Hükümete yakın bir İstanbul gazetesi geçen yıllarda Duman‘ın paralelci olduğunu iddia etmişti.
O günden bu yana, Duman‘la ilgili benzer iddialar ortaya atılmıştı.
Duman, sosyal paylaşım sitesinden yaptığı açıklamada, paralelci olmadığını belirtmiş ve paralelci bir dernekten istifa ettiğini gösteren belgeyi paylaşmış.
Ancak Duman, kendisiyle ilgili yürütülen algı operasyonuna dur demek için istifa ettiğini belirtmiş.
Ayrıca İl Başkanı Torun, Ahenk Hukuk Derneği‘ne üye olduğunu öne sürdüğü
yönetim kurulu üyelerinden Mehmet Karamanlı‘dan istifasını istemiş.
Ancak Karamanlı, bu derneğe üye olmadığını belirterek istifa talebini reddetmiş.
Kuşkusuz, yaşananlar önemli…
Hele Duman‘ın istifası.
Nitekim istifa eden isim, il başkanının vekili.

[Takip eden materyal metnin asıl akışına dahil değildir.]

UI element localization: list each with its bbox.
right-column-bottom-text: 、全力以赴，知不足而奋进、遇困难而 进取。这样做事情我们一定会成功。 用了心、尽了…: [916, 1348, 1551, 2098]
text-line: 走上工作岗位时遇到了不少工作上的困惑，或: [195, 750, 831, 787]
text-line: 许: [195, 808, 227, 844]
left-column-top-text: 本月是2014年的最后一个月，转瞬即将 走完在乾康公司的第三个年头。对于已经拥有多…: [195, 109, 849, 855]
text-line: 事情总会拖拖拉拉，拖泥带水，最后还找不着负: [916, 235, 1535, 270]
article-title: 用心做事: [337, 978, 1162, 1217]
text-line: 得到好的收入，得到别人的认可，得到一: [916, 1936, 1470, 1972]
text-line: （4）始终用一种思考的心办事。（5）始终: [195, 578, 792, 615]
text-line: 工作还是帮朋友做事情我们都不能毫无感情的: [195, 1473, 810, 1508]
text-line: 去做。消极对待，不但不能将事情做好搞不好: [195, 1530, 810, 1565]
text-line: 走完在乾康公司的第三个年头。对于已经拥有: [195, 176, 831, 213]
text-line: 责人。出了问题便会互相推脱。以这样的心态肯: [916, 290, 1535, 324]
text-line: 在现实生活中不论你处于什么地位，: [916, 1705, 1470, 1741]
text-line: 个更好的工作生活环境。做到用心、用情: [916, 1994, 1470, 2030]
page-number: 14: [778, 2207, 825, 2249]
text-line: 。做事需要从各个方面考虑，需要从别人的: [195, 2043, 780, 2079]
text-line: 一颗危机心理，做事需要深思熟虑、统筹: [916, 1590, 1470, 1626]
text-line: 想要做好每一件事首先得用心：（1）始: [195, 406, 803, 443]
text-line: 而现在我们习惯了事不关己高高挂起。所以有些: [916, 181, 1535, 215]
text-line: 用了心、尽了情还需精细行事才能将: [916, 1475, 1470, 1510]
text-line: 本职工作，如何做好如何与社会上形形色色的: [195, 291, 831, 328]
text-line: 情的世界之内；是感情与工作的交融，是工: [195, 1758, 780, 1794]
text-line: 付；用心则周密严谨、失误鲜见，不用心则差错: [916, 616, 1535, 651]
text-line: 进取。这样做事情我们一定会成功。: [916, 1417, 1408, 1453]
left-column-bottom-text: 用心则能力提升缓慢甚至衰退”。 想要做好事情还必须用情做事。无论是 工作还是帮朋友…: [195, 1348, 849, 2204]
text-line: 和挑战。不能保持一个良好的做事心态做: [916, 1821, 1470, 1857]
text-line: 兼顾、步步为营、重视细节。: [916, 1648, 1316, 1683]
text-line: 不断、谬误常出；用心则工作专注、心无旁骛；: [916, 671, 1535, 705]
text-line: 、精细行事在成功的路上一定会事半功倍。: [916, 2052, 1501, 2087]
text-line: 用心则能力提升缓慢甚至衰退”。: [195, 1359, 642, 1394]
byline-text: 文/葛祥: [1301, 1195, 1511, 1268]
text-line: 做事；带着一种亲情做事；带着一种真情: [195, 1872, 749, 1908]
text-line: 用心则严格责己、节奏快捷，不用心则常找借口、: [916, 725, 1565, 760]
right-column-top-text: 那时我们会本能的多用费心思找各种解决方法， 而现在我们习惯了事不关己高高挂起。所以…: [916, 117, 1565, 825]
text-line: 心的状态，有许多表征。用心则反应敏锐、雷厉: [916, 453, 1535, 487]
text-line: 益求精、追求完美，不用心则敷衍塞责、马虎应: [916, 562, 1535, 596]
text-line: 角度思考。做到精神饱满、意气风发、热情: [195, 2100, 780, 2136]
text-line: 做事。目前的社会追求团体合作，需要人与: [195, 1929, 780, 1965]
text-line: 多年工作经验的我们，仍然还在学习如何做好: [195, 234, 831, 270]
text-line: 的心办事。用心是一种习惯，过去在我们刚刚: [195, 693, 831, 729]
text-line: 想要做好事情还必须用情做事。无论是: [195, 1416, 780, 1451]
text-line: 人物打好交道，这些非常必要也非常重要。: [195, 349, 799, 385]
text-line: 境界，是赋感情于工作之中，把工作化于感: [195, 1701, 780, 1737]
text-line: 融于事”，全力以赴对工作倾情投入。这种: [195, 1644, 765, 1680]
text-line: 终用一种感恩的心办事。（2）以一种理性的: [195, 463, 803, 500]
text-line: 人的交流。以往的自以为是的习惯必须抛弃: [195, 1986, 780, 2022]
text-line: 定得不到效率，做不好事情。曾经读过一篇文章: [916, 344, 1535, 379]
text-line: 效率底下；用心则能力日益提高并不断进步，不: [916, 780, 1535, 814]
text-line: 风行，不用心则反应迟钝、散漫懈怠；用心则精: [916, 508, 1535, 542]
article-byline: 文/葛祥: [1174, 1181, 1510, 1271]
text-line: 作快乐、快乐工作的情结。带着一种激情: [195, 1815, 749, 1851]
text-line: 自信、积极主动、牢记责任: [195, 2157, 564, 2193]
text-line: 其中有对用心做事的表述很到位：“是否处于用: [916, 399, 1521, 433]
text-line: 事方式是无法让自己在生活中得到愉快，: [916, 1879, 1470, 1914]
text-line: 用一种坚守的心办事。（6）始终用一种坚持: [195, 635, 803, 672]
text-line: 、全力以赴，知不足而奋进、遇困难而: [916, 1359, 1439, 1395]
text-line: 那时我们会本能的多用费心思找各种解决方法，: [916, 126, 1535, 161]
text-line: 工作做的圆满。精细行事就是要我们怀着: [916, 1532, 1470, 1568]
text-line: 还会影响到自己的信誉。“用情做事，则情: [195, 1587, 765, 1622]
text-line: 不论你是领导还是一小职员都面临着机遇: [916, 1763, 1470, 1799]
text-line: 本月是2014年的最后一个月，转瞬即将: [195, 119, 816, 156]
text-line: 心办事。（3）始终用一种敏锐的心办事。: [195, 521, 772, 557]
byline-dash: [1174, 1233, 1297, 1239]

Yani 2 numaralı yönetim kurulu üyesi istifa ediyor.
Ancak daha da önemlisi, önceki akşam yapılan il yönetim kurulu toplantısında yaşananlar.
Hakaretlerin havada uçuştuğu, suçlamaların gırla gittiği, son yılların en hararetli toplantısı olmuş.
Geçen hafta da yazdım, AK Parti‘de görülmemiş şeyler oluyor.
Müthiş bir ihbar mekanizması yaşanıyor, partililer, birbirlerini paralelcilikle yaftalıyorlar.
Bu süreç, en fazla AK Parti‘de kırılmalara yol açtı.
Nitekim, geçmiş yıllarda da bazı yönetim kurulu toplantılarının gergin geçtiğini duymuştuk ancak bu kez çok farklı.
Nitekim bu defa il yönetimindeki kavganın şiddeti epey büyük olmuş.
Tüm bunların nedeni galiba şu:
17 Aralık öncesi AK Parti‘de Cemaat‘le yolları kesişmeyenlerin, Cemaat‘e bulaşmayanların sayısı bir elin parmaklarını geçmiyordu.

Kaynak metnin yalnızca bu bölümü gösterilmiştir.